A space-bound take on Shakespeare's "The Tempest," "Forbidden Planet" finds the crew of an Earth vessel landing on a planet inhabited by a man, his daughter, and their robot. Acts of violence belie the planet's peaceful exterior, and, soon, the crew finds itself locked in a battle for its safety.

The plot is engaging. With its ancient technologies that dwarf those of humanity and warnings about using those technologies, there is a heavy and, in terms of the genre, classical quality to the narrative's themes. This is not just a film about landing on a planet, riffing with a robot, and kissing a girl; it carries with it deeper and compelling ideas.
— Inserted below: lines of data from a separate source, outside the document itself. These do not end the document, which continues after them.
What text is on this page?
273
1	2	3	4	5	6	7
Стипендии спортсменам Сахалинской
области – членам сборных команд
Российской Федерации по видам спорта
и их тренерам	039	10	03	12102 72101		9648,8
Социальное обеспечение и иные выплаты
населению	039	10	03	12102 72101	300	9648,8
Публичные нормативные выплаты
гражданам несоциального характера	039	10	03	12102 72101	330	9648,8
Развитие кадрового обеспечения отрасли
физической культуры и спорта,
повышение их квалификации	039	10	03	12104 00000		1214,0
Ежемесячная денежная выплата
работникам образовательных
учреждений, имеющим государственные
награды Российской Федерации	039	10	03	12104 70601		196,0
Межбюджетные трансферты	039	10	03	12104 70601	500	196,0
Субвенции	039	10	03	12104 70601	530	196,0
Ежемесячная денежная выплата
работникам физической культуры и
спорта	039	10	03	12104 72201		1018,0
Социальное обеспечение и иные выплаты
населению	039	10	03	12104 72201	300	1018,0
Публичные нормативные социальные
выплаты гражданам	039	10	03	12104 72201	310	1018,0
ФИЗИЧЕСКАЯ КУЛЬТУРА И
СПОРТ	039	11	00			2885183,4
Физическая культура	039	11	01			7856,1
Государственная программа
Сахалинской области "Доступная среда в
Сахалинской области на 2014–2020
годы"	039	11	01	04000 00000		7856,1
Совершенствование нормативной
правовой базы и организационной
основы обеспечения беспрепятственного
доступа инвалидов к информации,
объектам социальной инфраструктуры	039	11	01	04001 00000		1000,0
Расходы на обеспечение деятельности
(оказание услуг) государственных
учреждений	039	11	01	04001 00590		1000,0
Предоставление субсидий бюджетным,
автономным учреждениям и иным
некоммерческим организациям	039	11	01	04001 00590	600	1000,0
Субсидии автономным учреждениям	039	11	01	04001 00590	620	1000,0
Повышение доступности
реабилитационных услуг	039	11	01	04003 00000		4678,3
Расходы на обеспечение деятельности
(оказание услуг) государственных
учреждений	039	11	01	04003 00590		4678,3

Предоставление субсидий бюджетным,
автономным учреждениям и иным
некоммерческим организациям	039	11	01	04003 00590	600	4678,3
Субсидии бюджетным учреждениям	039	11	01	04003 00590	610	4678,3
Wilcox keeps the action moving at a good clip, and his film is rich and colorful. The special effects are bold , permeating the film's metallic-meets-organic design. It is a Metro-Goldwyn-Mayer visualization of the future that is as quaintly rendered as it is fully imagined. Leslie Neilsen makes a steady-handed leading man, and Walter Pidgeon adds gravitas as the tragic Dr. Morbius. Anne Francis, in the thankless role of the damsel who is not quite in distress, is charming but is given little more to do than distract the men of the film.

With its CinemaScope vistas and sturdy themes, "Forbidden Planet" is anything but a B-movie. It is, however, a vision of the future rendered in the strokes of the 1950s. Though these strokes may be translated as camp by a contemporary audience, the film still has its share of current-audience-pleasing pleasures. Taken altogether, "Forbidden Planet" is both a genre testament to its era and a classic piece of work in general.